Human rights protests at the World Cup have drawn everything from sympathy to indifference and outright hostility, with Qatar's critics often finding themselves in the firing line.
Germany's hands-over-mouths protest, a reaction to being barred from wearing a "OneLove" armband, was swiftly followed by accusations of anti-Arab racism and taunts over the country's Nazi past.
Other acts of support for Qatar's LGBTQ community and migrant workers, often by European teams or fans, have prompted more suspicion than solidarity from many around the world.
"Put your hands over your mouths and we will pinch our noses so we don't smell your racism," Tunisian national Fathi Jouini said in a post on Facebook, referring to the German team.
Similar attitudes were seen elsewhere, with many lashing out angrily. In conservative Saudi Arabia, an Arabic hashtag that translates as "the gay team" trended on Twitter after the German protest.
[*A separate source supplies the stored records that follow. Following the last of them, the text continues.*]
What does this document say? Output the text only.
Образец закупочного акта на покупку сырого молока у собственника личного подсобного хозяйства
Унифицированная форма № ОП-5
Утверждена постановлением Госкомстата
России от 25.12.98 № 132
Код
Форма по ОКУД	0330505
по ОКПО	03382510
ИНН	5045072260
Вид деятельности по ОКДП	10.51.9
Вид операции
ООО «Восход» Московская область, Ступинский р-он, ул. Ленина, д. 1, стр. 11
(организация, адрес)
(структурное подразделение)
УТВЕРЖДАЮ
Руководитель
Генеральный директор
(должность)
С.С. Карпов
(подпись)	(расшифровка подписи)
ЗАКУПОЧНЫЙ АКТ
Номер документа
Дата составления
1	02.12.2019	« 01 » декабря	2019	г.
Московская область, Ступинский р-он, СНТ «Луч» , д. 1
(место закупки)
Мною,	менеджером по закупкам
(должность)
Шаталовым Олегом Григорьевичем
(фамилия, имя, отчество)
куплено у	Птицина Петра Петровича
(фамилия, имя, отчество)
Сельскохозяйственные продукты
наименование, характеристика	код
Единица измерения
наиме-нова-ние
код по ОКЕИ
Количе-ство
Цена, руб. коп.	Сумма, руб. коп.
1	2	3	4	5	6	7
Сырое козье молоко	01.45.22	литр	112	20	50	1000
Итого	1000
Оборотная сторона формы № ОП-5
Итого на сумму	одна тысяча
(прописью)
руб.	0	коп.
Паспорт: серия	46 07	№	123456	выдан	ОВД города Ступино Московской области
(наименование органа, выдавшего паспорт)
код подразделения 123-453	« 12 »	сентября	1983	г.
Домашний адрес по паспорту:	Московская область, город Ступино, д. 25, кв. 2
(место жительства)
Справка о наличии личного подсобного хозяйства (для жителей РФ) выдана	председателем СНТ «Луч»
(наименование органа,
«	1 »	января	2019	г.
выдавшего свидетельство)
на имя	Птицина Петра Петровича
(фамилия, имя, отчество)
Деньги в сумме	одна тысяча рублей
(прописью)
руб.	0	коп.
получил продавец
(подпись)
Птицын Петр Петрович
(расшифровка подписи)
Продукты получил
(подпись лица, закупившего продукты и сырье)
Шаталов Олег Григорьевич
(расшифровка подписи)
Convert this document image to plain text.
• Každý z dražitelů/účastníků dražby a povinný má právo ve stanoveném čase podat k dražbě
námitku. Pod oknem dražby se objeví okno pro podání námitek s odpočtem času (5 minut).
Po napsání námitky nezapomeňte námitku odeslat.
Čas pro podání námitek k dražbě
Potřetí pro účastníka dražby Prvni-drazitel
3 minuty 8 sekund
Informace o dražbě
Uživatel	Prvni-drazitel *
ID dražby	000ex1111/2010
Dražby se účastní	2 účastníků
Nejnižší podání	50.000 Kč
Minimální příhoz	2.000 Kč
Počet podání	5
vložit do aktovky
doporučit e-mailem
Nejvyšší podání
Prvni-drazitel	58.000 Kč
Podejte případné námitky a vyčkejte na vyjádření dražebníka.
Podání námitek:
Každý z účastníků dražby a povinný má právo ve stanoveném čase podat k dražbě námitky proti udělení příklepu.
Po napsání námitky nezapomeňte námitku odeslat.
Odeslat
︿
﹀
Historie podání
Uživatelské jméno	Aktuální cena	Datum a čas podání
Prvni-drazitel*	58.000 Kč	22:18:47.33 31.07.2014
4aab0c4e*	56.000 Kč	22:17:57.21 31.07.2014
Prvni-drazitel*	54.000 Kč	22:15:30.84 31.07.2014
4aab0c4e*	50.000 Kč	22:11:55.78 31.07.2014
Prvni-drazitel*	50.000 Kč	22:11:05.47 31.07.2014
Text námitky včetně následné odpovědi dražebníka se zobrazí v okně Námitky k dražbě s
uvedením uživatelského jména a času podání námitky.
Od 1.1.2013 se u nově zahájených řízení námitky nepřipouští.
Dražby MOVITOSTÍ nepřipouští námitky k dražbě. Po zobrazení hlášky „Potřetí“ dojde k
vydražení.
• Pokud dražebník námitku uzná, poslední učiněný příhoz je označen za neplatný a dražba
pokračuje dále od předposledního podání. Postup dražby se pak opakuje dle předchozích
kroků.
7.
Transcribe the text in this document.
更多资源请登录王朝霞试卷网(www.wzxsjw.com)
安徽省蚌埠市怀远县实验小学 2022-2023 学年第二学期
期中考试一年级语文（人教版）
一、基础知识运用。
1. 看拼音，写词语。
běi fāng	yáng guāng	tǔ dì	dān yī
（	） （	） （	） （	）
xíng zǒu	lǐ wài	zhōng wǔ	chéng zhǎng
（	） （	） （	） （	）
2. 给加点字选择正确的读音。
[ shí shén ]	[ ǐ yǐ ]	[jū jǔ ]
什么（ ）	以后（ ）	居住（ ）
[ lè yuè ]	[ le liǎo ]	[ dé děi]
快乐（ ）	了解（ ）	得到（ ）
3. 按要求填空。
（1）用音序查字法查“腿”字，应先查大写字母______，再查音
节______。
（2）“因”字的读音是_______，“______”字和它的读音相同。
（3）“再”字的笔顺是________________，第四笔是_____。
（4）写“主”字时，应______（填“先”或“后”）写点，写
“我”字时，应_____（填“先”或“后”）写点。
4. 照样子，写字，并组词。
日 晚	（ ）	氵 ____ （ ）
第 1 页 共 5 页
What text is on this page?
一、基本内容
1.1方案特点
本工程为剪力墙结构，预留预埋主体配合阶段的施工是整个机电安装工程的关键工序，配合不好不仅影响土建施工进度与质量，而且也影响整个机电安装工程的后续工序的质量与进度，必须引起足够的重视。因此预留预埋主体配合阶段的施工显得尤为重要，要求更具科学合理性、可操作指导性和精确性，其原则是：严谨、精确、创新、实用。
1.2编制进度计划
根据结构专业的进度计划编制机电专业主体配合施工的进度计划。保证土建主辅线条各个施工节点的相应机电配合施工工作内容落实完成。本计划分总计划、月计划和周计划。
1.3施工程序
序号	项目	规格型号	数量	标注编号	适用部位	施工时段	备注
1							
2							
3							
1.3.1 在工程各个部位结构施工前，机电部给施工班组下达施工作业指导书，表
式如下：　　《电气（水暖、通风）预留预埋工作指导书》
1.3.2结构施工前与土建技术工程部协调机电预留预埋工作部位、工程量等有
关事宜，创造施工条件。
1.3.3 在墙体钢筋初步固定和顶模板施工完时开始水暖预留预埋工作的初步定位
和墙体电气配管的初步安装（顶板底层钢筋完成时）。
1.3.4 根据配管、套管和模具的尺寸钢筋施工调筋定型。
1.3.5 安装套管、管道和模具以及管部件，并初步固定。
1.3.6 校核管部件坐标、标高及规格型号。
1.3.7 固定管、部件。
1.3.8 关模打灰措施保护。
The highly charged, often offensive exchanges on social media follow a bad-tempered build-up to the World Cup, when European officials and media led criticism of Qatar's rights record.
According to Dana El Kurd, assistant professor of political science at the University of Richmond in Virginia, critics of the tournament are sometimes guilty of "double standards".
"The discussion around Qatar's World Cup -- while sometimes bringing up absolutely correct and valid critiques -- has also been motivated by hypocrisy and double standards in many cases," she told AFP.
"I think it would be an omission if we didn't recognise that racism plays a large part," El Kurd said.
"They just see a country of Arabs in thobes (robes) and assume some extremist religious autocracy, when in reality people behave quite freely in Doha in terms of their personal choices."
This view gained currency in Germany's case when former international Sandro Wagner described the thobe as "Qatari bathrobes" while commentating on a match, sparking a social media storm. He later apologised.
On Tuesday, when energy-rich Qatar announced its first major deal to send liquefied natural gas to Germany, many on social media were quick to react.
"Your regular reminder that human rights concerns rarely get in the way of strategic interests," read one post on Twitter.
During the tournament, some fans have worn rainbow clothing and government officials from Germany, Belgium and Britain have been seen with "OneLove" armbands in stadiums.
But various parts of the world have shown little enthusiasm for a human rights debate centred on a football tournament.
Senegal's media has largely ignored the subject and comment has been muted in Japan, AFP correspondents said.
Japanese, Serbian and Croatian football chiefs are among those who have preferred to steer clear of rights issues.
"There are inequalities and injustices... but some Western European countries do not reflect on their own contribution to injustices," said Danyel Reiche, a visiting associate professor at Georgetown University Qatar.
"When we look at the shirts the teams are wearing, or the balls they are playing with... they are produced in Southeast Asian countries, through cheap labour," added Reiche, who co-authored a book on the politics of the Qatar World Cup.
However, sociologist Nandita Sharma, whose work focuses on migrant labour, warned of the dangers of dismissing criticism of Qatar as a purely Western phenomenon.
"People are weaponising and misrepresenting critiques of orientalism and imperialism to insulate the Qatari state from criticism," said the professor at the University of Hawaii at Manoa.
"To hear that our criticisms and concerns about migrant workers in Qatar is an instance of 'Western imperialism' or 'whiteness' is ridiculous and insulting," she told AFP.